We will be moving forward with both the burn-based and snapshot-based options in the upcoming vote.

However, I’d like to respectfully highlight several key concerns regarding the snapshot model:

  1. Time constraints – Implementing the snapshot model would require a significant amount of time, and the risk of calculation errors is high and potentially fatal to the process.
  2. Disproportionate treatment – Most nsASTR/nrETH holders are DeFi users. A snapshot-based approach would end up disproportionately favoring users who simply held tokens or participated in vaults, while disadvantaging more active users.
  3. No incentive to repay – In the lending pools, users would have no incentive to repay ASTR. As a result, pools involving nsASTR would effectively become locked, and both ASTR and nsASTR withdrawals would be permanently disabled — impacting all users who supplied ASTR.

We kindly ask that these factors be taken into consideration during the voting process.

I’ve updated the options and will now proceed with preparing the vote.

In this context, the ASTR vault should also be considered part of DeFi operations. A vault, by definition, is a place for asset management within DeFi, intended to pursue higher returns.

While no DeFi strategy had been executed yet during the pre-deposit phase, it was clearly intended to be used for DeFi purposes.

Over the past week we gathered feedback from the Neemo community, the Astar community, the Main Council, the Astar Collective and the related DeFi protocols. This open forum discussion produced four candidate compensation models. Now we will move to the voting stage. The coming referendum vote invites the community to choose one of those models. We will share the referendum link 07:00 UTC 25 July.

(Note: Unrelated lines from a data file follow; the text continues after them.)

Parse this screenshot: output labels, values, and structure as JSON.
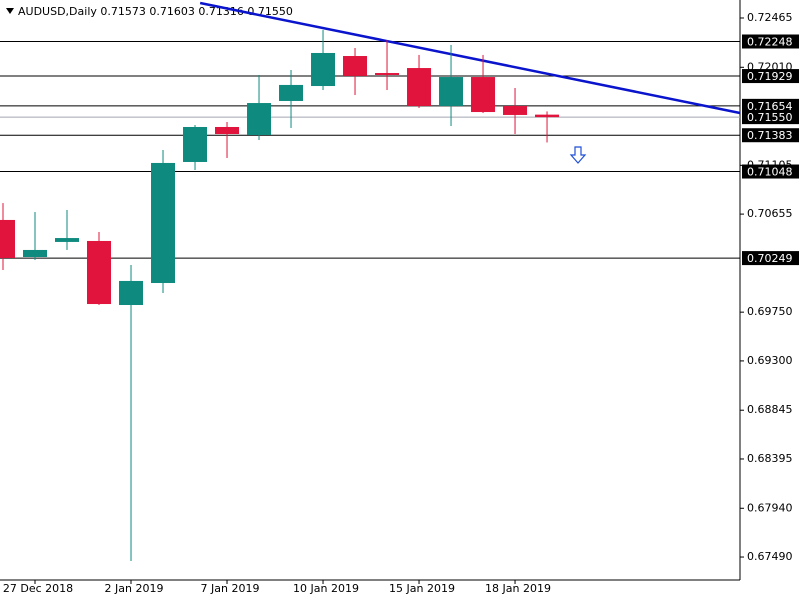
{
  "chart_data": {
    "type": "candlestick",
    "title": "AUDUSD,Daily 0.71573 0.71603 0.71316 0.71550",
    "categories": [
      null,
      "27 Dec 2018",
      null,
      null,
      "2 Jan 2019",
      null,
      null,
      "7 Jan 2019",
      null,
      null,
      "10 Jan 2019",
      null,
      null,
      "15 Jan 2019",
      null,
      null,
      "18 Jan 2019",
      null
    ],
    "open": [
      0.70601,
      0.70259,
      0.70398,
      0.70407,
      0.69816,
      0.70019,
      0.71136,
      0.71459,
      0.71385,
      0.71699,
      0.71837,
      0.72114,
      0.71957,
      0.72003,
      0.71653,
      0.7192,
      0.71653,
      0.71573
    ],
    "high": [
      0.70757,
      0.70674,
      0.70693,
      0.7049,
      0.70185,
      0.71247,
      0.71477,
      0.71505,
      0.71939,
      0.71985,
      0.72354,
      0.72188,
      0.72262,
      0.72124,
      0.72216,
      0.72124,
      0.71819,
      0.71603
    ],
    "low": [
      0.70139,
      0.70231,
      0.70324,
      0.69816,
      0.67453,
      0.69927,
      0.71062,
      0.71173,
      0.71339,
      0.7145,
      0.718,
      0.71754,
      0.718,
      0.71634,
      0.71468,
      0.71588,
      0.71394,
      0.71316
    ],
    "close": [
      0.7025,
      0.70324,
      0.70434,
      0.69825,
      0.70038,
      0.71127,
      0.71459,
      0.71394,
      0.7168,
      0.71847,
      0.72142,
      0.7193,
      0.71939,
      0.71653,
      0.7192,
      0.71597,
      0.7157,
      0.7155
    ],
    "up_color": "#0f8a7e",
    "down_color": "#e0143c",
    "xlim": [
      -0.094,
      23.03
    ],
    "ylim": [
      0.67278,
      0.72631
    ],
    "yticks": [
      0.72465,
      {
        "value": 0.7201,
        "label": "0.72010"
      },
      0.71105,
      0.70655,
      {
        "value": 0.6975,
        "label": "0.69750"
      },
      {
        "value": 0.693,
        "label": "0.69300"
      },
      0.68845,
      0.68395,
      {
        "value": 0.6794,
        "label": "0.67940"
      },
      {
        "value": 0.6749,
        "label": "0.67490"
      }
    ],
    "levels": [
      0.72248,
      0.71929,
      0.71654,
      0.71383,
      0.71048,
      0.70249
    ],
    "level_color": "#000000",
    "current_price": {
      "value": 0.7155,
      "label": "0.71550"
    },
    "current_price_color": "#a0a8b0",
    "trendline": {
      "x": [
        6.16,
        23.03
      ],
      "y": [
        0.72603,
        0.71588
      ],
      "color": "#0a14cc"
    }
  }
}
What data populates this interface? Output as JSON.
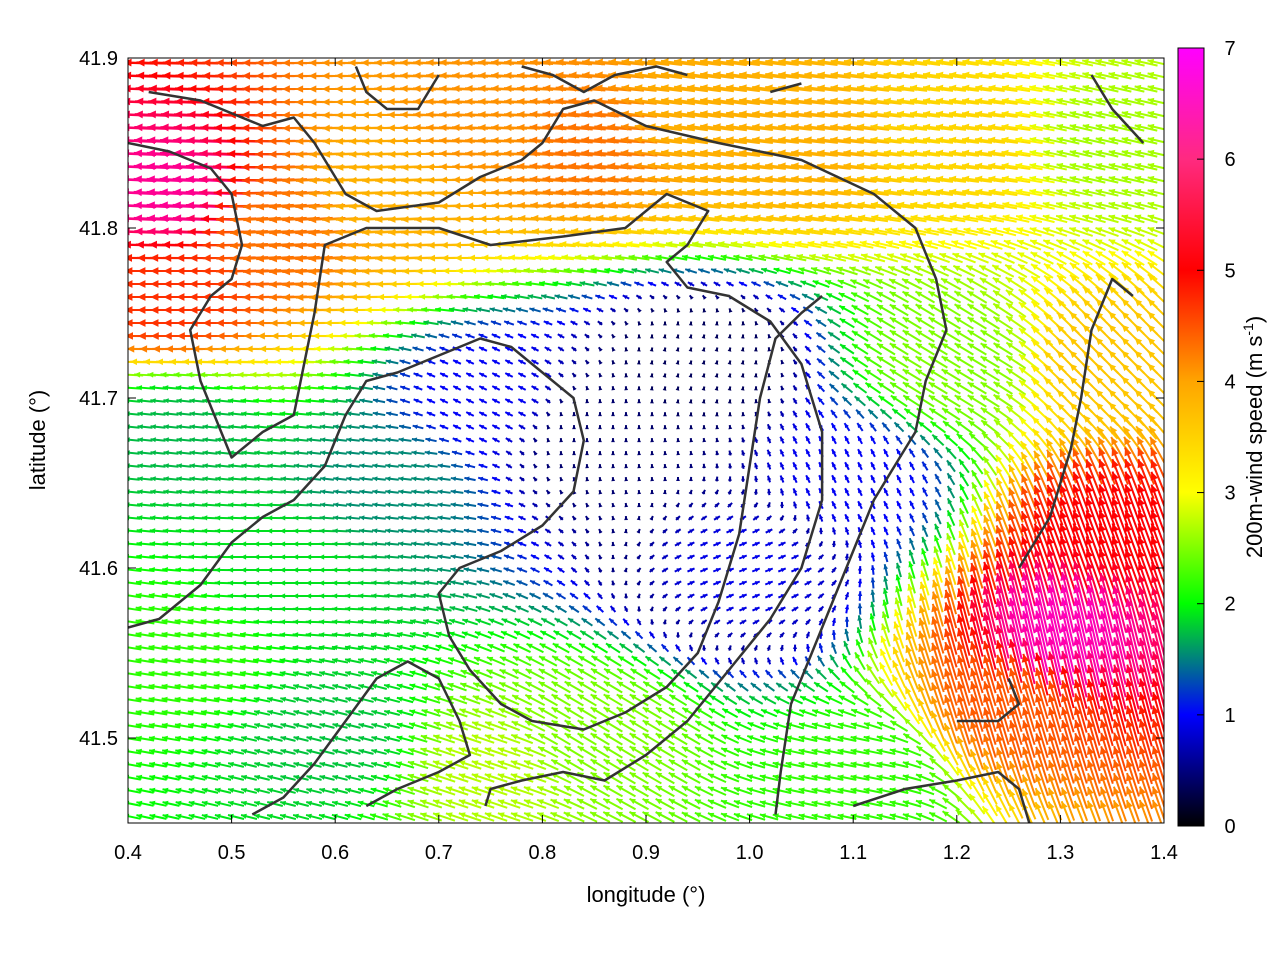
{
  "chart_data": {
    "type": "quiver",
    "xlabel": "longitude (°)",
    "ylabel": "latitude (°)",
    "xlim": [
      0.4,
      1.4
    ],
    "ylim": [
      41.45,
      41.9
    ],
    "xticks": [
      0.4,
      0.5,
      0.6,
      0.7,
      0.8,
      0.9,
      1.0,
      1.1,
      1.2,
      1.3,
      1.4
    ],
    "xtick_labels": [
      "0.4",
      "0.5",
      "0.6",
      "0.7",
      "0.8",
      "0.9",
      "1.0",
      "1.1",
      "1.2",
      "1.3",
      "1.4"
    ],
    "yticks": [
      41.5,
      41.6,
      41.7,
      41.8,
      41.9
    ],
    "ytick_labels": [
      "41.5",
      "41.6",
      "41.7",
      "41.8",
      "41.9"
    ],
    "grid": false,
    "colorbar": {
      "label": "200m-wind speed (m s",
      "label_sup": "-1",
      "label_end": ")",
      "range": [
        0,
        7
      ],
      "ticks": [
        0,
        1,
        2,
        3,
        4,
        5,
        6,
        7
      ],
      "tick_labels": [
        "0",
        "1",
        "2",
        "3",
        "4",
        "5",
        "6",
        "7"
      ],
      "palette": [
        "#000000",
        "#0000ff",
        "#00ff00",
        "#ffff00",
        "#ffa500",
        "#ff0000",
        "#ff00ff"
      ]
    },
    "wind_field_samples": [
      {
        "lon": 0.45,
        "lat": 41.82,
        "u": -6.5,
        "v": 0.3
      },
      {
        "lon": 0.45,
        "lat": 41.76,
        "u": -5.5,
        "v": 0.0
      },
      {
        "lon": 0.55,
        "lat": 41.8,
        "u": -5.0,
        "v": -0.3
      },
      {
        "lon": 0.65,
        "lat": 41.82,
        "u": -4.5,
        "v": -0.2
      },
      {
        "lon": 0.75,
        "lat": 41.86,
        "u": -4.8,
        "v": 0.2
      },
      {
        "lon": 0.85,
        "lat": 41.85,
        "u": -5.0,
        "v": 0.4
      },
      {
        "lon": 0.95,
        "lat": 41.86,
        "u": -4.5,
        "v": 0.6
      },
      {
        "lon": 1.05,
        "lat": 41.85,
        "u": -4.5,
        "v": 0.5
      },
      {
        "lon": 1.2,
        "lat": 41.85,
        "u": -4.0,
        "v": 0.5
      },
      {
        "lon": 1.35,
        "lat": 41.85,
        "u": -3.0,
        "v": 0.7
      },
      {
        "lon": 0.45,
        "lat": 41.68,
        "u": -2.0,
        "v": 0.2
      },
      {
        "lon": 0.45,
        "lat": 41.55,
        "u": -2.5,
        "v": 0.4
      },
      {
        "lon": 0.55,
        "lat": 41.6,
        "u": -2.2,
        "v": 0.0
      },
      {
        "lon": 0.65,
        "lat": 41.65,
        "u": -1.8,
        "v": 0.2
      },
      {
        "lon": 0.75,
        "lat": 41.7,
        "u": -1.0,
        "v": 0.5
      },
      {
        "lon": 0.85,
        "lat": 41.68,
        "u": 0.0,
        "v": 0.5
      },
      {
        "lon": 0.95,
        "lat": 41.72,
        "u": 0.1,
        "v": 0.4
      },
      {
        "lon": 1.0,
        "lat": 41.6,
        "u": 1.0,
        "v": 0.4
      },
      {
        "lon": 1.1,
        "lat": 41.65,
        "u": -0.5,
        "v": 1.0
      },
      {
        "lon": 1.2,
        "lat": 41.72,
        "u": -2.5,
        "v": 1.5
      },
      {
        "lon": 1.3,
        "lat": 41.56,
        "u": -1.5,
        "v": 6.5
      },
      {
        "lon": 1.35,
        "lat": 41.62,
        "u": -2.0,
        "v": 5.5
      },
      {
        "lon": 1.25,
        "lat": 41.52,
        "u": -1.5,
        "v": 5.0
      },
      {
        "lon": 1.35,
        "lat": 41.72,
        "u": -3.0,
        "v": 3.0
      },
      {
        "lon": 0.85,
        "lat": 41.5,
        "u": -2.5,
        "v": 1.5
      },
      {
        "lon": 0.75,
        "lat": 41.48,
        "u": -3.0,
        "v": 1.0
      },
      {
        "lon": 1.1,
        "lat": 41.48,
        "u": -2.5,
        "v": 0.5
      },
      {
        "lon": 0.6,
        "lat": 41.5,
        "u": -2.0,
        "v": 0.5
      }
    ],
    "contour_lines": [
      [
        [
          0.42,
          41.88
        ],
        [
          0.47,
          41.875
        ],
        [
          0.53,
          41.86
        ],
        [
          0.56,
          41.865
        ],
        [
          0.58,
          41.85
        ],
        [
          0.61,
          41.82
        ],
        [
          0.64,
          41.81
        ],
        [
          0.7,
          41.815
        ],
        [
          0.74,
          41.83
        ],
        [
          0.78,
          41.84
        ],
        [
          0.8,
          41.85
        ],
        [
          0.82,
          41.87
        ],
        [
          0.85,
          41.875
        ],
        [
          0.9,
          41.86
        ],
        [
          0.97,
          41.85
        ],
        [
          1.05,
          41.84
        ],
        [
          1.12,
          41.82
        ],
        [
          1.16,
          41.8
        ],
        [
          1.18,
          41.77
        ],
        [
          1.19,
          41.74
        ],
        [
          1.17,
          41.71
        ],
        [
          1.16,
          41.68
        ],
        [
          1.14,
          41.66
        ],
        [
          1.12,
          41.64
        ],
        [
          1.1,
          41.61
        ],
        [
          1.08,
          41.58
        ],
        [
          1.06,
          41.55
        ],
        [
          1.04,
          41.52
        ],
        [
          1.03,
          41.48
        ],
        [
          1.025,
          41.455
        ]
      ],
      [
        [
          0.4,
          41.85
        ],
        [
          0.44,
          41.845
        ],
        [
          0.48,
          41.835
        ],
        [
          0.5,
          41.82
        ],
        [
          0.51,
          41.79
        ],
        [
          0.5,
          41.77
        ],
        [
          0.48,
          41.76
        ],
        [
          0.46,
          41.74
        ],
        [
          0.47,
          41.71
        ],
        [
          0.49,
          41.68
        ],
        [
          0.5,
          41.665
        ],
        [
          0.53,
          41.68
        ],
        [
          0.56,
          41.69
        ],
        [
          0.57,
          41.72
        ],
        [
          0.58,
          41.75
        ],
        [
          0.59,
          41.79
        ],
        [
          0.63,
          41.8
        ],
        [
          0.7,
          41.8
        ],
        [
          0.75,
          41.79
        ],
        [
          0.82,
          41.795
        ],
        [
          0.88,
          41.8
        ],
        [
          0.92,
          41.82
        ],
        [
          0.96,
          41.81
        ],
        [
          0.94,
          41.79
        ],
        [
          0.92,
          41.78
        ],
        [
          0.94,
          41.765
        ],
        [
          0.98,
          41.76
        ],
        [
          1.02,
          41.745
        ],
        [
          1.05,
          41.72
        ],
        [
          1.07,
          41.68
        ],
        [
          1.07,
          41.64
        ],
        [
          1.05,
          41.6
        ],
        [
          1.02,
          41.57
        ],
        [
          0.98,
          41.54
        ],
        [
          0.94,
          41.51
        ],
        [
          0.9,
          41.49
        ],
        [
          0.86,
          41.475
        ],
        [
          0.82,
          41.48
        ],
        [
          0.78,
          41.475
        ],
        [
          0.75,
          41.47
        ],
        [
          0.745,
          41.46
        ]
      ],
      [
        [
          0.4,
          41.565
        ],
        [
          0.43,
          41.57
        ],
        [
          0.47,
          41.59
        ],
        [
          0.5,
          41.615
        ],
        [
          0.53,
          41.63
        ],
        [
          0.56,
          41.64
        ],
        [
          0.59,
          41.66
        ],
        [
          0.61,
          41.69
        ],
        [
          0.63,
          41.71
        ],
        [
          0.66,
          41.715
        ],
        [
          0.7,
          41.725
        ],
        [
          0.74,
          41.735
        ],
        [
          0.77,
          41.73
        ],
        [
          0.8,
          41.715
        ],
        [
          0.83,
          41.7
        ],
        [
          0.84,
          41.675
        ],
        [
          0.83,
          41.645
        ],
        [
          0.8,
          41.625
        ],
        [
          0.76,
          41.61
        ],
        [
          0.72,
          41.6
        ],
        [
          0.7,
          41.585
        ],
        [
          0.71,
          41.56
        ],
        [
          0.73,
          41.54
        ],
        [
          0.76,
          41.52
        ],
        [
          0.79,
          41.51
        ],
        [
          0.84,
          41.505
        ],
        [
          0.88,
          41.515
        ],
        [
          0.92,
          41.53
        ],
        [
          0.95,
          41.55
        ],
        [
          0.97,
          41.58
        ],
        [
          0.99,
          41.62
        ],
        [
          1.0,
          41.66
        ],
        [
          1.01,
          41.7
        ],
        [
          1.025,
          41.735
        ],
        [
          1.05,
          41.75
        ],
        [
          1.07,
          41.76
        ]
      ],
      [
        [
          0.52,
          41.455
        ],
        [
          0.55,
          41.465
        ],
        [
          0.58,
          41.485
        ],
        [
          0.61,
          41.51
        ],
        [
          0.64,
          41.535
        ],
        [
          0.67,
          41.545
        ],
        [
          0.7,
          41.535
        ],
        [
          0.72,
          41.51
        ],
        [
          0.73,
          41.49
        ],
        [
          0.7,
          41.48
        ],
        [
          0.66,
          41.47
        ],
        [
          0.63,
          41.46
        ]
      ],
      [
        [
          1.1,
          41.46
        ],
        [
          1.15,
          41.47
        ],
        [
          1.2,
          41.475
        ],
        [
          1.24,
          41.48
        ],
        [
          1.26,
          41.47
        ],
        [
          1.27,
          41.45
        ]
      ],
      [
        [
          1.2,
          41.51
        ],
        [
          1.24,
          41.51
        ],
        [
          1.26,
          41.52
        ],
        [
          1.25,
          41.535
        ]
      ],
      [
        [
          1.26,
          41.6
        ],
        [
          1.29,
          41.63
        ],
        [
          1.31,
          41.67
        ],
        [
          1.32,
          41.7
        ],
        [
          1.33,
          41.74
        ],
        [
          1.35,
          41.77
        ],
        [
          1.37,
          41.76
        ]
      ],
      [
        [
          1.33,
          41.89
        ],
        [
          1.35,
          41.87
        ],
        [
          1.38,
          41.85
        ]
      ],
      [
        [
          0.62,
          41.895
        ],
        [
          0.63,
          41.88
        ],
        [
          0.65,
          41.87
        ],
        [
          0.68,
          41.87
        ],
        [
          0.69,
          41.88
        ],
        [
          0.7,
          41.89
        ]
      ],
      [
        [
          0.78,
          41.895
        ],
        [
          0.81,
          41.89
        ],
        [
          0.84,
          41.88
        ],
        [
          0.87,
          41.89
        ],
        [
          0.91,
          41.895
        ],
        [
          0.94,
          41.89
        ]
      ],
      [
        [
          1.02,
          41.88
        ],
        [
          1.05,
          41.885
        ]
      ]
    ]
  }
}
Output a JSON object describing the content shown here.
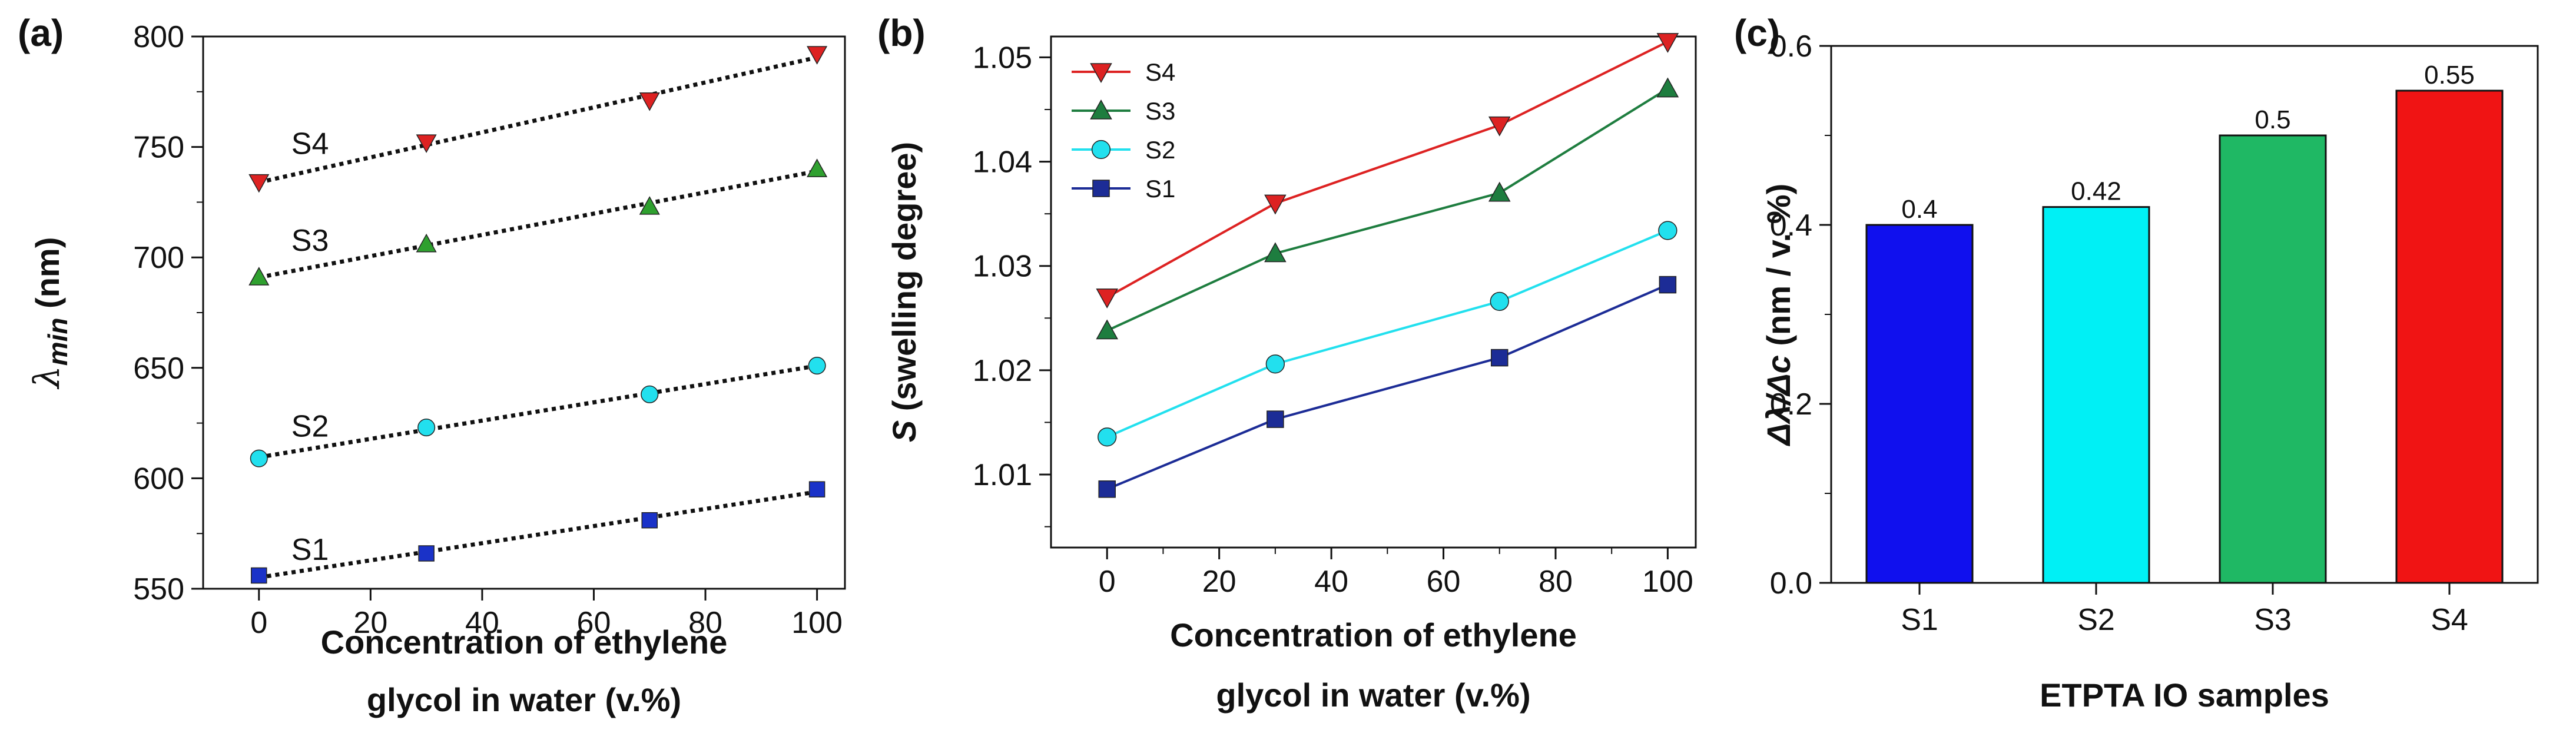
{
  "chart_data": [
    {
      "panel": "(a)",
      "type": "scatter",
      "xlabel": [
        "Concentration of ethylene",
        "glycol in water (v.%)"
      ],
      "ylabel": "λmin (nm)",
      "ylabel_main": "λ",
      "ylabel_sub": "min",
      "ylabel_unit": " (nm)",
      "xlim": [
        -10,
        105
      ],
      "ylim": [
        550,
        800
      ],
      "xticks": [
        0,
        20,
        40,
        60,
        80,
        100
      ],
      "yticks": [
        550,
        600,
        650,
        700,
        750,
        800
      ],
      "x": [
        0,
        30,
        70,
        100
      ],
      "fit": "dotted linear fit",
      "series": [
        {
          "name": "S1",
          "color": "#1a32c8",
          "marker": "square",
          "values": [
            556,
            566,
            581,
            595
          ]
        },
        {
          "name": "S2",
          "color": "#22e0ee",
          "marker": "circle",
          "values": [
            609,
            623,
            638,
            651
          ]
        },
        {
          "name": "S3",
          "color": "#2fa02f",
          "marker": "triangle-up",
          "values": [
            691,
            706,
            723,
            740
          ]
        },
        {
          "name": "S4",
          "color": "#dd2222",
          "marker": "triangle-down",
          "values": [
            734,
            752,
            771,
            792
          ]
        }
      ]
    },
    {
      "panel": "(b)",
      "type": "line",
      "xlabel": [
        "Concentration of ethylene",
        "glycol in water (v.%)"
      ],
      "ylabel": "S (swelling degree)",
      "ylabel_main": "S",
      "ylabel_rest": " (swelling degree)",
      "xlim": [
        -10,
        105
      ],
      "ylim": [
        1.003,
        1.052
      ],
      "xticks": [
        0,
        20,
        40,
        60,
        80,
        100
      ],
      "yticks": [
        "1.01",
        "1.02",
        "1.03",
        "1.04",
        "1.05"
      ],
      "x": [
        0,
        30,
        70,
        100
      ],
      "legend_position": "top-left",
      "series": [
        {
          "name": "S4",
          "color": "#dd2222",
          "marker": "triangle-down",
          "values": [
            1.027,
            1.036,
            1.0435,
            1.0515
          ]
        },
        {
          "name": "S3",
          "color": "#1e7d3f",
          "marker": "triangle-up",
          "values": [
            1.0238,
            1.0312,
            1.037,
            1.047
          ]
        },
        {
          "name": "S2",
          "color": "#22e0ee",
          "marker": "circle",
          "values": [
            1.0136,
            1.0206,
            1.0266,
            1.0334
          ]
        },
        {
          "name": "S1",
          "color": "#1c2c96",
          "marker": "square",
          "values": [
            1.0086,
            1.0153,
            1.0212,
            1.0282
          ]
        }
      ]
    },
    {
      "panel": "(c)",
      "type": "bar",
      "xlabel": "ETPTA IO samples",
      "ylabel": "Δλ/Δc (nm / v. %)",
      "ylabel_main": "Δλ/Δc",
      "ylabel_rest": " (nm / v. %)",
      "ylim": [
        0,
        0.6
      ],
      "yticks": [
        "0.0",
        "0.2",
        "0.4",
        "0.6"
      ],
      "categories": [
        "S1",
        "S2",
        "S3",
        "S4"
      ],
      "values": [
        0.4,
        0.42,
        0.5,
        0.55
      ],
      "labels": [
        "0.4",
        "0.42",
        "0.5",
        "0.55"
      ],
      "colors": [
        "#1010ee",
        "#00f0f5",
        "#1fb864",
        "#f01414"
      ]
    }
  ]
}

Voting details and next steps

  1. Vote opens 07:00 UTC, 25 July and closes 07:00 UTC, 27 July (48 hours).
  2. Immediately after this vote closes, a second 48-hour referendum will request the Treasury transfer of the protected ASTR to Neemo Multisig.
  3. Claims open – With the burn model, users can start claiming as soon as the vote concludes, whereas the snapshot model requires extensive off-chain calculations and therefore takes significantly longer before claims can begin.

[vote-link]: posted once live

Compensation Model

Model Allocation to nsASTR holders Allocation to nrETH holders Estimated Discount
1. Asset-linked (Burn Model) 100% of protected ASTR 100 of returned ETH nsASTR ≈ 21.7%, nrETH ≈ 30.5%
2. Split Model (Burn Model) Protected ASTR + 50 % of the 91.634 ETH 50 % of the 91.634 ETH nsASTR ≈ 21.72 % (partly offset by 45.82 ETH in ASTR value), nrETH ≈ 67.6 %
3. Unified pool model (Burn Model) ASTR + ETH combined and redistributed pro-rata by each token’s loss ratio Same pool & ratio Same discount rate for both tokens
4. Snapshot model Protected ASTR only to nsASTR wallets (no DeFi portion in Phase 1) Returned ETH only to nrETH wallets (no DeFi portion in Phase 1) -

Key Concerns with Model 4 (Snapshot model)

  1. High implementation risk – Mass address matching and manual checks are time-consuming; any calculation error is potentially fatal.
  2. Uneven treatment – The majority of nsASTR / nrETH exposure sits in DeFi positions; a pure snapshot would over-reward passive holders and vault users while under-compensating active DeFi users.
  3. No repayment incentive – Borrowers in lending pools could walk away, leaving pools locked and both ASTR and nsASTR withdrawals frozen.
    Because of these drawbacks, Snapshot-Only is documented for completeness but is not recommended for adoption.

Conclusion

Please review each option and cast your vote. Your choice will determine how assets are distributed; the follow-up referendum will then release the protected ASTR to the contracts accordingly. Thank you for your careful consideration and continued support.